Cervical squamous intraepithelial lesions constitute a spectrum of disease. The divisions between CIN2, CIN3, and CIS are arbitrary and subjective. The distinction between these grades of disease on cytology or histology specimens is characterized by low inter- and intra-observer reproducibility. The use of the HSIL terminology clearly communicates an abnormality at the more severe end of the disease spectrum and is a more reliable, reproducible way to classify lesions with malignant potential.
CLINICAL SIGNIFICANCE OF HSIL
HSIL lesions are asymptomatic and invisible to unaided visual examination. In 1990, 70,000 cases of HSIL were treated in the United States. The incidence of HSIL appears to be increasing. The modal age at diagnosis has decreased from 35 in the 1960s to 25 in the 1990s. These are worrisome trends. HSIL lesions have significant malignant potential. It is estimated that 30 to 50% of HSIL lesions will progress to invasive disease if left untreated. Moderate dysplasia (CIN2) lesions exhibit progression and spontaneous regression rates intermediate to those of mild and severe dysplasia. Spontaneous regression may occur in up to 40% of CIN2 lesions. Nonetheless, HSIL lesions diagnosed by histopathology are treated because of their malignant potential. The 2001 ASCCP Consensus Guidelines do allow for the close follow-up of small CIN2 lesions in adolescents. This carries with it serious risk if the patient is noncompliant to follow-up.
VIROLOGY OF HSIL
HSIL is strongly associated with oncogenic (high-risk) types of human papillomaviruses (HPV). Infection with high-risk HPV (hrHPV) is essential to the development of cervical cancer. Such infection is very common in the general population and is asymptomatic and not apparent without special means of detection (subclinical infection). Low-risk, warty infections are productive of new viral particles and therefore demonstrate cytopathic HPV effects (koilocytosis) typical of LSIL. However, in HSIL, HPV infection is not productive and is instead transforming, with oncogenic HPV becoming integrated into host DNA. The cytopathic effects seen in LSIL lesions are less pronounced or absent in HSIL cytology and histology. Integration of the HPV DNA into the host (human) DNA leads to the over-expression of the viral E6 and E7 genes. This interferes with the function of host tumor suppressor gene products. This can lead to the development of cervical neoplasia. HSIL lesions are usually monoclonal. Their infectivity, as compared with low-risk, productive HPV infections, is uncertain.
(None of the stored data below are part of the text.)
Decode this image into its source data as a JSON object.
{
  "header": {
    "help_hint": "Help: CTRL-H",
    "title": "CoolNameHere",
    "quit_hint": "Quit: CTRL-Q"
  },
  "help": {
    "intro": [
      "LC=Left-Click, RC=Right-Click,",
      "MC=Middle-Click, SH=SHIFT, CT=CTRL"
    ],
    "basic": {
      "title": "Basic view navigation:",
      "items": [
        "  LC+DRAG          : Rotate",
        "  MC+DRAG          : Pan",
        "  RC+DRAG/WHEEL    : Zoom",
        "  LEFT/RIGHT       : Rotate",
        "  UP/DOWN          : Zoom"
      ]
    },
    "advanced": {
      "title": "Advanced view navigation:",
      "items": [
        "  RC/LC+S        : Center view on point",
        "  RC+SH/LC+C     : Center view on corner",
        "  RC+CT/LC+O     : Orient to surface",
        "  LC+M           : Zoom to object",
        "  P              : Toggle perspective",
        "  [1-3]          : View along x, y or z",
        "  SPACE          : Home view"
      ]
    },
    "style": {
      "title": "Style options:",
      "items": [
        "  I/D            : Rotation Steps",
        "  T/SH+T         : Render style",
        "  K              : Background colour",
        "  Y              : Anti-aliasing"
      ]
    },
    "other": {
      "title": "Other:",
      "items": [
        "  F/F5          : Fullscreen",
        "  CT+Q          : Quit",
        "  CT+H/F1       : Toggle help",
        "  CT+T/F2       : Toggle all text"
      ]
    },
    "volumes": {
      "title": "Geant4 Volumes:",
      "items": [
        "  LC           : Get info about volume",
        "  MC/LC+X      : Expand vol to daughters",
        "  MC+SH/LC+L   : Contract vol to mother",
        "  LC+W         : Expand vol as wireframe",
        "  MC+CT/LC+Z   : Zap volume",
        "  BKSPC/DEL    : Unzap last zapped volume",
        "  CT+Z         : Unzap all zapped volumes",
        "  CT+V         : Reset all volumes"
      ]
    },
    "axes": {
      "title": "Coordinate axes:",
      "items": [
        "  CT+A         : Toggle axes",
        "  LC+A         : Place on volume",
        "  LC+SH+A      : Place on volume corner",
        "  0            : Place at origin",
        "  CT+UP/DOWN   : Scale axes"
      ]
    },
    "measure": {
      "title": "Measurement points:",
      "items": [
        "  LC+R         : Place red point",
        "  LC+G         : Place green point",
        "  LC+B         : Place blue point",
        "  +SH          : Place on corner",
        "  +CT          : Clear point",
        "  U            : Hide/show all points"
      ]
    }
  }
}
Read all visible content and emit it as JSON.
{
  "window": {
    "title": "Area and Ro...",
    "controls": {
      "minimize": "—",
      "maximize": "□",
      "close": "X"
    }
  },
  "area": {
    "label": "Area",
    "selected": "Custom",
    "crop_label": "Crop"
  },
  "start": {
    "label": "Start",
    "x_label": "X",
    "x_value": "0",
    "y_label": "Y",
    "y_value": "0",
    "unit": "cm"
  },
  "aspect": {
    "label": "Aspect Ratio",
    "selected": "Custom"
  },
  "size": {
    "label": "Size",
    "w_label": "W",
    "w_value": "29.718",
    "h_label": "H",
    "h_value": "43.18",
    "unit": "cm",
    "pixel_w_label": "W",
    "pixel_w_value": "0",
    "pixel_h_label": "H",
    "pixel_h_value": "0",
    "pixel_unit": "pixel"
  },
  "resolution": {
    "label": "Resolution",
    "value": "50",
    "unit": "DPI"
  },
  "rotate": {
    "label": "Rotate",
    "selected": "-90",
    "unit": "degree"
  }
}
HSIL AND CYTOLOGIC SCREENING
- The cytologic diagnosis of HSIL is more frequent with liquid-based cytology. This suggests, but does not prove, that liquid-based cytology may be more sensitive for HSIL than conventional smears. Nonetheless, conventional smears remain an acceptable and effective technique for cervical cancer screening.
- HPV DNA testing is of no use for Pap smears read as HSIL since over 90% are hrHPV DNA positive.
- Due to the significant false-negative rate of a single Pap smear, cytology should not be relied upon or delay the evaluation of a patient whose history and / or physical exam are suspicious for cervical cancer.
- Relatively small cells
- Abnormal cells may be isolated or in groups
- Round or oval cells with nuclear pleomorphism
- Hyperchromatic, granular chromatin
- Denser, thin rim of basophilic cytoplasm
HSIL SITE AND TOPOGRAPHY
- HSIL lesions are usually within the transformation zone; the most severe disease is found at the most proximal (cephalad) extent of lesion.
- May extend into endocervical canal
- Usually single lesions
- May be located alongside or within low-grade lesions
- Size of lesions variable but tends to correlate with severity of disease and risk of occult invasion
- Size of lesion correlates with risk of treatment failure
Normal Saline and Green Light Filter: Colposcopy of HSIL cytology should start with the application of normal saline to remove mucous, and allow visualization of any obvious findings indicative of invasive cancer such as erosion, surface contour abnormality, leukoplakia, or exophytic lesions. The prominent, abnormal vascular patterns of HSIL and cancer can be more visible before the application of acetic acid and should be looked for with the aide of a red-free (green) filter.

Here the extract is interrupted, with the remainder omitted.